Son arsenal actuel devrait sérieusement inquiéter ses ennemis. Depuis octobre, les Houthis ont lancé des missiles balistiques et des drones visant le territoire israélien, à quelque 1 600 kilomètres de là. Les navires israéliens, les batteries antimissiles et les chasseurs ont intercepté la plupart des attaques avant de toucher le sol israélien.

« Les Houthis d’aujourd’hui ne sont pas les mêmes que ceux d’il y a dix ans ou lors de la campagne menée par l’Arabie saoudite », prévient un analyste de la sécurité lors d’un entretien avec ce journal. « Ils ont continuellement amélioré leurs capacités à cet égard, en produisant et en acquérant auprès de l’Iran des missiles à plus longue portée, avec une plus grande charge utile et une plus grande précision.
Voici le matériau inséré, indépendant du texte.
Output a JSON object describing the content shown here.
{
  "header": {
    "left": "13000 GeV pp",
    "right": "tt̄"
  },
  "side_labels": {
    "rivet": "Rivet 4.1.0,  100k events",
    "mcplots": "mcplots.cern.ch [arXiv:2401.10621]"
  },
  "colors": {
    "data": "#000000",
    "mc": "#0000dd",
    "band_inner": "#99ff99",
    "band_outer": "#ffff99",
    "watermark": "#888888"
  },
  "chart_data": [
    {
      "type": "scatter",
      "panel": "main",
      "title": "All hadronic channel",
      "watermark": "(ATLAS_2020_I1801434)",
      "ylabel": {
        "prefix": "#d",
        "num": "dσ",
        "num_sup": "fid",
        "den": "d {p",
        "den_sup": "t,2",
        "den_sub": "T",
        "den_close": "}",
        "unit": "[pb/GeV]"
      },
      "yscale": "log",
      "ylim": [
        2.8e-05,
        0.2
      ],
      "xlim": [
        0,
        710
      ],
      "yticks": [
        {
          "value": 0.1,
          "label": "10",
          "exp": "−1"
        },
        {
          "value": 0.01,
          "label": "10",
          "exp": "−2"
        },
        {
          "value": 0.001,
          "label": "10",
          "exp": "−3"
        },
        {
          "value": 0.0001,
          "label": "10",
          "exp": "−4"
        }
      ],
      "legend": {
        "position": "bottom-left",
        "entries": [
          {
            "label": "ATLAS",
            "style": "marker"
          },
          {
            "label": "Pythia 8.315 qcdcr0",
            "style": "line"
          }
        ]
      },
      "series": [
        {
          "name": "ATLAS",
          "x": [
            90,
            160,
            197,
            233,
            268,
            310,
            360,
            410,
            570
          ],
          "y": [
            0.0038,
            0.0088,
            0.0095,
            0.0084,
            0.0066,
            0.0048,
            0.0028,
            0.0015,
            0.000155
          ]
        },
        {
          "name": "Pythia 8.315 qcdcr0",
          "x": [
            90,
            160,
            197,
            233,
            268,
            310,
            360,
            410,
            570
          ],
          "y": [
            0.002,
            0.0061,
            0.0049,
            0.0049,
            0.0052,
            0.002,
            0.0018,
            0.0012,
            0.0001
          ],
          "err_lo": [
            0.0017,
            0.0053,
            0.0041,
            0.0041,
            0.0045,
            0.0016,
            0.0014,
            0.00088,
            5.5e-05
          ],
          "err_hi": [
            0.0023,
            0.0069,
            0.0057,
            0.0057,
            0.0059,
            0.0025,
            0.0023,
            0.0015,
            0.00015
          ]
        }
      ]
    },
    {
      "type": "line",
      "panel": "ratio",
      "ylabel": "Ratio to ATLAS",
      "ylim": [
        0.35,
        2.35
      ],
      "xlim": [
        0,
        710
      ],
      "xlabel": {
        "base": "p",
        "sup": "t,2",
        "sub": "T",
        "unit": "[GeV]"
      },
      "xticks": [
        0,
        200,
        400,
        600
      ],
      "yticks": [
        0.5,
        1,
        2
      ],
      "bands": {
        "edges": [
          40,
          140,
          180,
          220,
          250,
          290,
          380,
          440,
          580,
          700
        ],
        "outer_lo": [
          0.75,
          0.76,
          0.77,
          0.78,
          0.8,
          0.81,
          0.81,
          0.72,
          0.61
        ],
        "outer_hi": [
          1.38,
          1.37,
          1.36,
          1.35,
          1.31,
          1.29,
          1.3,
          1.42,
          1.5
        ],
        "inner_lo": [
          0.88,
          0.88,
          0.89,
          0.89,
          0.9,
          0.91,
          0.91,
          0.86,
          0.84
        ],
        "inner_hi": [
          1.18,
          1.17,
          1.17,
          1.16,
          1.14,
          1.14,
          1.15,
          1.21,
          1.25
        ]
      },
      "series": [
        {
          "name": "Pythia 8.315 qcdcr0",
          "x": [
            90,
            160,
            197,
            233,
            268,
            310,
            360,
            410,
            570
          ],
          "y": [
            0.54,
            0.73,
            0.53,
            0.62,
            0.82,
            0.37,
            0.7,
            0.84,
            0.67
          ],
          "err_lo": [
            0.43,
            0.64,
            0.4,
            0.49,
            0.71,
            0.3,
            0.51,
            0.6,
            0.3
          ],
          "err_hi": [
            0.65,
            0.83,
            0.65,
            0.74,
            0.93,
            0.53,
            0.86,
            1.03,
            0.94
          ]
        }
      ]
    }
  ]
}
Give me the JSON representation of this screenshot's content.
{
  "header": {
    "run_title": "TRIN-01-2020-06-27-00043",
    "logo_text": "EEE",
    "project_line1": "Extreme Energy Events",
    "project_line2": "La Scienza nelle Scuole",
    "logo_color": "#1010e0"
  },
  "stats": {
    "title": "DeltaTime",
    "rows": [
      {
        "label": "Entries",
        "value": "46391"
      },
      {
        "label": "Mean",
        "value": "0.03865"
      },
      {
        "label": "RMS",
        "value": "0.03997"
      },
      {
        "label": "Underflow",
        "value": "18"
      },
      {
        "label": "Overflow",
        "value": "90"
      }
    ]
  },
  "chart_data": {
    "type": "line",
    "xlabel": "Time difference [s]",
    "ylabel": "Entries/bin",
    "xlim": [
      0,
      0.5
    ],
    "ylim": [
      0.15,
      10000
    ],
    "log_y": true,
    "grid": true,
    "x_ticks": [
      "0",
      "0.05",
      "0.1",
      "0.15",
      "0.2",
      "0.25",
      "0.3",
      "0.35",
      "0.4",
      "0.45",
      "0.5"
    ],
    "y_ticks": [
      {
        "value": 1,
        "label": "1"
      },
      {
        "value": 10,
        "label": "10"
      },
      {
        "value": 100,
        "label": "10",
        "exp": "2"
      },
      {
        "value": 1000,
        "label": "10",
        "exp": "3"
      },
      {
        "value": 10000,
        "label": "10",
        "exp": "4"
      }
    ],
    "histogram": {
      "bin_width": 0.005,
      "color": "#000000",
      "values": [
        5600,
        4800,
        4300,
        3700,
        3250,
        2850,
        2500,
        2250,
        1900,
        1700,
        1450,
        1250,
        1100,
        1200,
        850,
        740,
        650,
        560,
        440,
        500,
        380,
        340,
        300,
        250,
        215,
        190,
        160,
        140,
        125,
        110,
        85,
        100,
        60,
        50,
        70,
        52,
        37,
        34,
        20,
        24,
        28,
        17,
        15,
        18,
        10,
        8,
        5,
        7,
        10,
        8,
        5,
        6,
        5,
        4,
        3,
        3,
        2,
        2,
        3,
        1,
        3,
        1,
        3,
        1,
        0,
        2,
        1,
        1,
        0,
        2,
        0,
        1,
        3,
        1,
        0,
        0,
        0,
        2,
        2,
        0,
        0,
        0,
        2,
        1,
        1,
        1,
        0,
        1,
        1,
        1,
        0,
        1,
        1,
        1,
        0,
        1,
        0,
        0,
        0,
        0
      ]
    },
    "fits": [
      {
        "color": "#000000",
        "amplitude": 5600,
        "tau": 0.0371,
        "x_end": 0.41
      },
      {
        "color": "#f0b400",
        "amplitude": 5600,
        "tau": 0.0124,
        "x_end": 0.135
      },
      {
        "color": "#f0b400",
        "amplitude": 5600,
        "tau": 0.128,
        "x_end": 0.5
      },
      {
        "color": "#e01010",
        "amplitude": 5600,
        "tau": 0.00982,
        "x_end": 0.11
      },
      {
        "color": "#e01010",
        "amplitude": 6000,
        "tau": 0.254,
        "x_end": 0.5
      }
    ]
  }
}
En termes de sophistication, Ils ont encore du chemin à parcourir en matière de précision et la capacité des systèmes de contrôle de tir à communiquer avec le missile, ainsi que la qualité de production de ses missiles, mais ils constituent une grande menace pour les navires civils et les navires de guerre de la coalition », affirme-t-il.

Pour Mayssa Shuja al Deen, chercheur au centre de réflexion du Centre d’études stratégiques de Sanaa, les bombardements américains « ne diminueront pas leur puissance militaire ». « Cela ne les dissuadera pas de riposter et d’attaquer davantage de navires ou de bases militaires américaines dans la région », ajoute-t-il. Sa capacité de résistance contribue à sa structure organisationnelle en réseau, sans commandement unique, et à la nature de sa structure militaire, loin d’être une armée typique. « Les Houthis ne disposent pas de l’infrastructure militaire d’une armée conventionnelle. Et ils ont déjà été battus par les Saoudiens pendant plus de sept ans, sans diminuer ni affaiblir leurs capacités militaires. Au contraire, ils sont devenus plus forts », détaille l’expert qui se montre sceptique quant aux objectifs annoncés par la nouvelle coalition.